In truth, about a third of a night like that would have been plenty.

The rest, everything after an 11-run first inning, a postseason record for any inning, was just a good time. It concluded at 15-3.

Between a sinker to Mookie Betts and a fastball to Will Smith, 43 pitches and 31 minutes, 34 seconds passed. Along with three-quarters of another second.

Also, two replays, two mound visits, many occasions for Braves starter Kyle Wright to tuck that curl behind his right ear, one occasion in which a Dodgers batter — Justin Turner — appeared to intentionally redirect a pitch to the backstop with his right shoe, one pitching change, a Braves outfielder — Austin Riley — head-first skittering to a stop on the warning track, Braves relievers ducking rather than catching a home-run ball, many rehearsed and personalized handshakes, several blown kisses to the family section, TV guys getting giddy, Joc Pederson screaming “All day,” which seemed to accurately predict the time of game, and … 14 batters, seven hits, three walks, a hit batter, three home runs, two doubles, an infield hit, one a grand slam, 45 pitches and 11 runs, 10 of them after two were out.

That was the top of the first inning, give or take a few handshakes, many instances of broken social distancing protocols and a loud “woo” or two.

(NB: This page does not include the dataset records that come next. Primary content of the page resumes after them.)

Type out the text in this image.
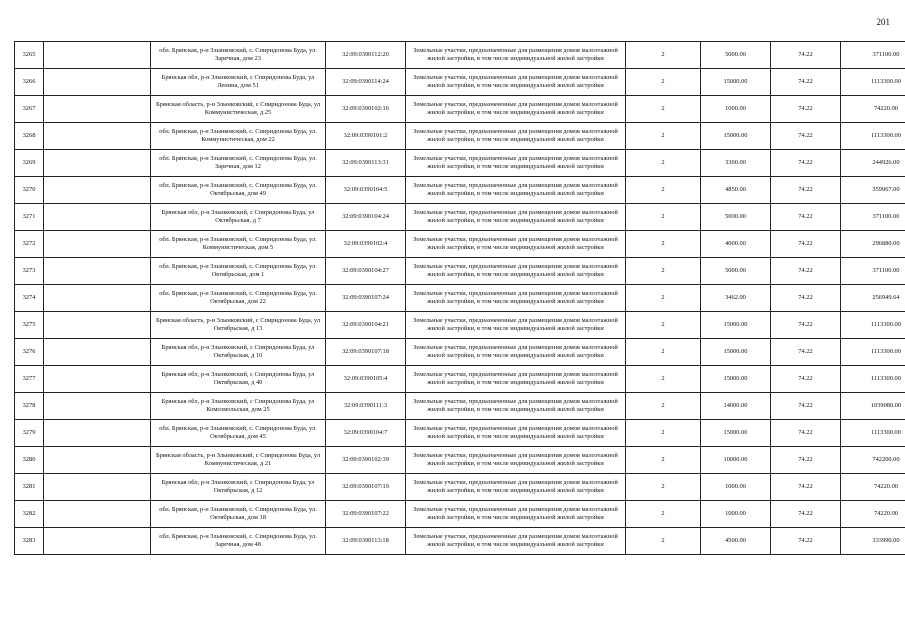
201
3265		обл. Брянская, р-н Злынковский, с. Спиридонова Буда, ул. Заречная, дом 23	32:09:0390112:20	Земельные участки, предназначенные для размещения домов малоэтажной жилой застройки, в том числе индивидуальной жилой застройки	2	5000.00	74.22	371100.00
3266		Брянская обл, р-н Злынковский, с Спиридонова Буда, ул Ленина, дом 51	32:09:0390114:24	Земельные участки, предназначенные для размещения домов малоэтажной жилой застройки, в том числе индивидуальной жилой застройки	2	15000.00	74.22	1113300.00
3267		Брянская область, р-н Злынковский, с Спиридонова Буда, ул Коммунистическая, д 25	32:09:0390102:16	Земельные участки, предназначенные для размещения домов малоэтажной жилой застройки, в том числе индивидуальной жилой застройки	2	1000.00	74.22	74220.00
3268		обл. Брянская, р-н Злынковский, с. Спиридонова Буда, ул. Коммунистическая, дом 22	32:09:0390101:2	Земельные участки, предназначенные для размещения домов малоэтажной жилой застройки, в том числе индивидуальной жилой застройки	2	15000.00	74.22	1113300.00
3269		обл. Брянская, р-н Злынковский, с. Спиридонова Буда, ул. Заречная, дом 12	32:09:0390113:31	Земельные участки, предназначенные для размещения домов малоэтажной жилой застройки, в том числе индивидуальной жилой застройки	2	3300.00	74.22	244926.00
3270		обл. Брянская, р-н Злынковский, с. Спиридонова Буда, ул. Октябрьская, дом 49	32:09:0390104:5	Земельные участки, предназначенные для размещения домов малоэтажной жилой застройки, в том числе индивидуальной жилой застройки	2	4850.00	74.22	359967.00
3271		Брянская обл, р-н Злынковский, с Спиридонова Буда, ул Октябрьская, д 7	32:09:0390104:24	Земельные участки, предназначенные для размещения домов малоэтажной жилой застройки, в том числе индивидуальной жилой застройки	2	5000.00	74.22	371100.00
3272		обл. Брянская, р-н Злынковский, с. Спиридонова Буда, ул. Коммунистическая, дом 5	32:09:0390102:4	Земельные участки, предназначенные для размещения домов малоэтажной жилой застройки, в том числе индивидуальной жилой застройки	2	4000.00	74.22	296880.00
3273		обл. Брянская, р-н Злынковский, с. Спиридонова Буда, ул. Октябрьская, дом 1	32:09:0390104:27	Земельные участки, предназначенные для размещения домов малоэтажной жилой застройки, в том числе индивидуальной жилой застройки	2	5000.00	74.22	371100.00
3274		обл. Брянская, р-н Злынковский, с. Спиридонова Буда, ул. Октябрьская, дом 22	32:09:0390107:24	Земельные участки, предназначенные для размещения домов малоэтажной жилой застройки, в том числе индивидуальной жилой застройки	2	3462.00	74.22	256949.64
3275		Брянская область, р-н Злынковский, с Спиридонова Буда, ул Октябрьская, д 13	32:09:0390104:21	Земельные участки, предназначенные для размещения домов малоэтажной жилой застройки, в том числе индивидуальной жилой застройки	2	15000.00	74.22	1113300.00
3276		Брянская обл, р-н Злынковский, с Спиридонова Буда, ул Октябрьская, д 10	32:09:0390107:18	Земельные участки, предназначенные для размещения домов малоэтажной жилой застройки, в том числе индивидуальной жилой застройки	2	15000.00	74.22	1113300.00
3277		Брянская обл, р-н Злынковский, с Спиридонова Буда, ул Октябрьская, д 40	32:09:0390105:4	Земельные участки, предназначенные для размещения домов малоэтажной жилой застройки, в том числе индивидуальной жилой застройки	2	15000.00	74.22	1113300.00
3278		Брянская обл, р-н Злынковский, с Спиридонова Буда, ул Комсомольская, дом 25	32:09:0390111:3	Земельные участки, предназначенные для размещения домов малоэтажной жилой застройки, в том числе индивидуальной жилой застройки	2	14000.00	74.22	1039080.00
3279		обл. Брянская, р-н Злынковский, с. Спиридонова Буда, ул. Октябрьская, дом 45	32:09:0390104:7	Земельные участки, предназначенные для размещения домов малоэтажной жилой застройки, в том числе индивидуальной жилой застройки	2	15000.00	74.22	1113300.00
3280		Брянская область, р-н Злынковский, с Спиридонова Буда, ул Коммунистическая, д 21	32:09:0390102:39	Земельные участки, предназначенные для размещения домов малоэтажной жилой застройки, в том числе индивидуальной жилой застройки	2	10000.00	74.22	742200.00
3281		Брянская обл, р-н Злынковский, с Спиридонова Буда, ул Октябрьская, д 12	32:09:0390107:19	Земельные участки, предназначенные для размещения домов малоэтажной жилой застройки, в том числе индивидуальной жилой застройки	2	1000.00	74.22	74220.00
3282		обл. Брянская, р-н Злынковский, с. Спиридонова Буда, ул. Октябрьская, дом 18	32:09:0390107:22	Земельные участки, предназначенные для размещения домов малоэтажной жилой застройки, в том числе индивидуальной жилой застройки	2	1000.00	74.22	74220.00
3283		обл. Брянская, р-н Злынковский, с. Спиридонова Буда, ул. Заречная, дом 48	32:09:0390113:18	Земельные участки, предназначенные для размещения домов малоэтажной жилой застройки, в том числе индивидуальной жилой застройки	2	4500.00	74.22	333990.00
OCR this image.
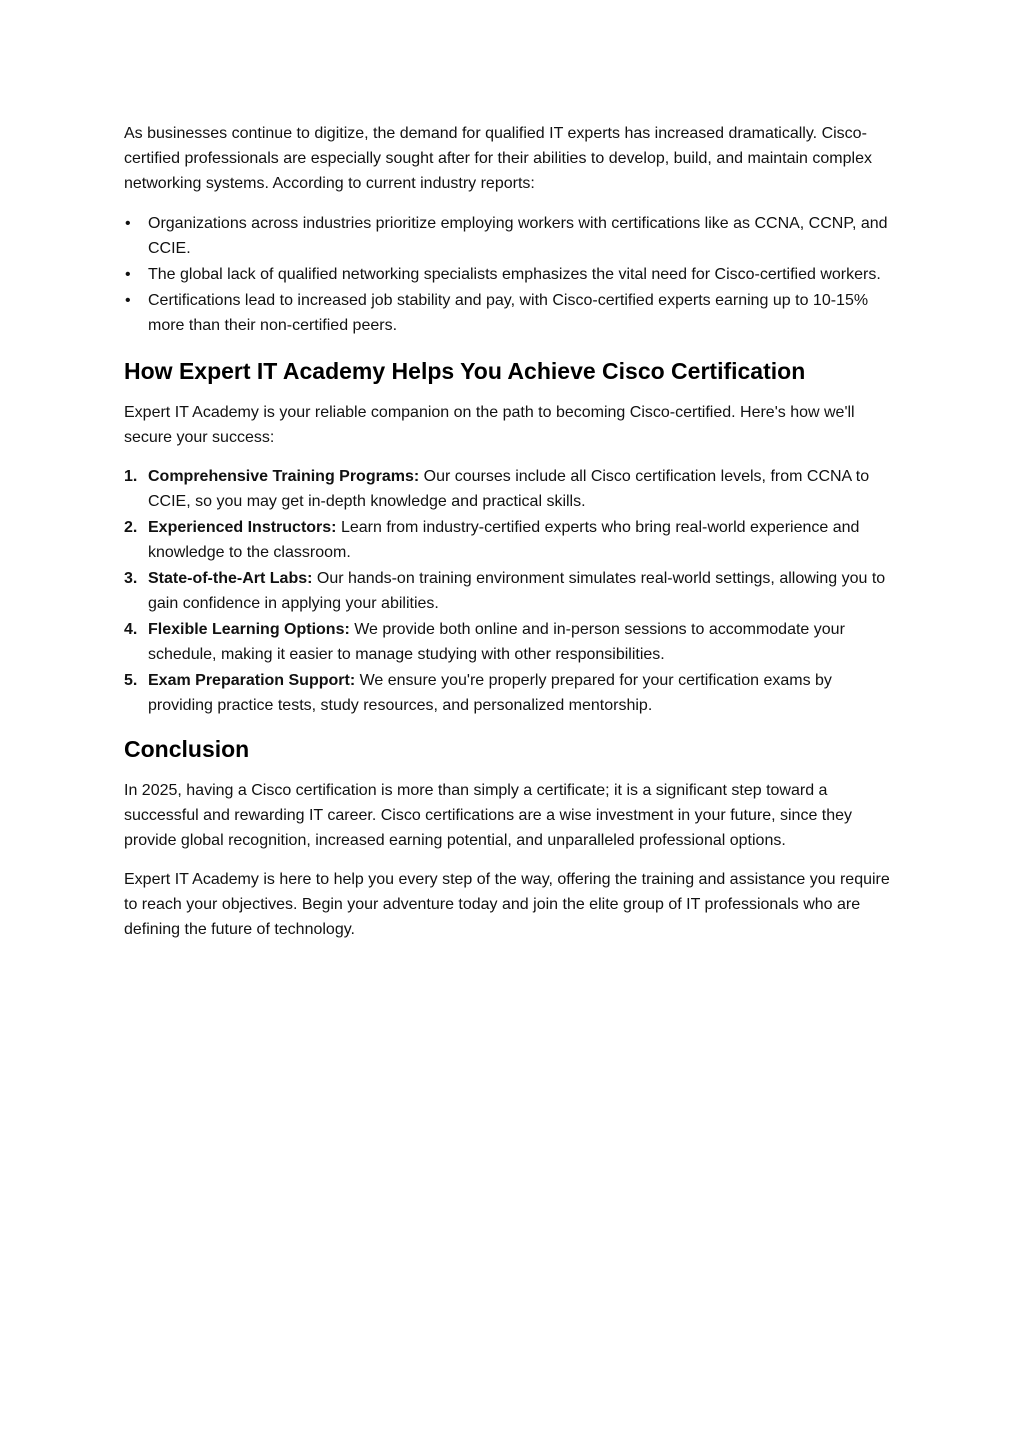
As businesses continue to digitize, the demand for qualified IT experts has increased dramatically. Cisco-certified professionals are especially sought after for their abilities to develop, build, and maintain complex networking systems. According to current industry reports:

• Organizations across industries prioritize employing workers with certifications like as CCNA, CCNP, and CCIE.
• The global lack of qualified networking specialists emphasizes the vital need for Cisco-certified workers.
• Certifications lead to increased job stability and pay, with Cisco-certified experts earning up to 10-15% more than their non-certified peers.
How Expert IT Academy Helps You Achieve Cisco Certification

Expert IT Academy is your reliable companion on the path to becoming Cisco-certified. Here's how we'll secure your success:

1. Comprehensive Training Programs: Our courses include all Cisco certification levels, from CCNA to CCIE, so you may get in-depth knowledge and practical skills.
2. Experienced Instructors: Learn from industry-certified experts who bring real-world experience and knowledge to the classroom.
3. State-of-the-Art Labs: Our hands-on training environment simulates real-world settings, allowing you to gain confidence in applying your abilities.
4. Flexible Learning Options: We provide both online and in-person sessions to accommodate your schedule, making it easier to manage studying with other responsibilities.
5. Exam Preparation Support: We ensure you're properly prepared for your certification exams by providing practice tests, study resources, and personalized mentorship.
Conclusion

In 2025, having a Cisco certification is more than simply a certificate; it is a significant step toward a successful and rewarding IT career. Cisco certifications are a wise investment in your future, since they provide global recognition, increased earning potential, and unparalleled professional options.

Expert IT Academy is here to help you every step of the way, offering the training and assistance you require to reach your objectives. Begin your adventure today and join the elite group of IT professionals who are defining the future of technology.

The Dodgers were a team in need of a good, soul-cleansing “woo” or two.

It began with a close play at first base, which wouldn’t seem important in retrospect, but Mookie Betts was called out after he’d put the game’s first pitch in play, the Dodgers challenged and the call was overturned. The men in the dugout enjoyed that very much, because baserunners are good, and Mookie had busted it down the line and, ballplayers being ballplayers, it provided an opportunity to sarcastically applaud the team’s video replay guy. His name is Chad Chop. The night before he was, apparently and enthusiastically, sure about challenging a particular call. Alas, he was wrong, which happens, but judgment is swift in a culture that names other men after appliances.

So, yeah, great, Mookie was safe and had started the biggest inning in October history. There were greater things at stake.

“I think it was more so that we won the challenge,” Pederson said, a grin forming. “Everyone got pretty fired up over Chop, our challenge replay guy. So, that was good. It got us going and then from there you saw what happened.”

Asked the obvious follow-up, Pederson continued with the tale of Chad Chop, igniter of NLCS record-breaking rallies: “I think there was a little bit of a miscommunication yesterday and a couple other ones. But he was out by quite a bit. I think that Freddie Freeman kept his foot on the base. I forget what happened. But, yeah, he was out by a lot and we challenged it. And then today, this one, it was obviously a really, really, really close play and it turned in our favor, and for some reason that just got the whole bench, lit a match under everyone and we were excited and just ran with that momentum.”

Beyond that, the Dodgers generally agreed their offense had found its footing in a four-run ninth inning the night before, that this is who they are, if not in 11- and 15-run chunks, and that the series had returned to a place that felt somewhat more familiar. They hit five home runs. They won behind Julio Urias. They got Kenley Jansen an inning that was clean. Pederson had four hits. They laughed plenty. If they’re not all the way back, they figured, they’re very, very close.

They could have Chop check the replay on that.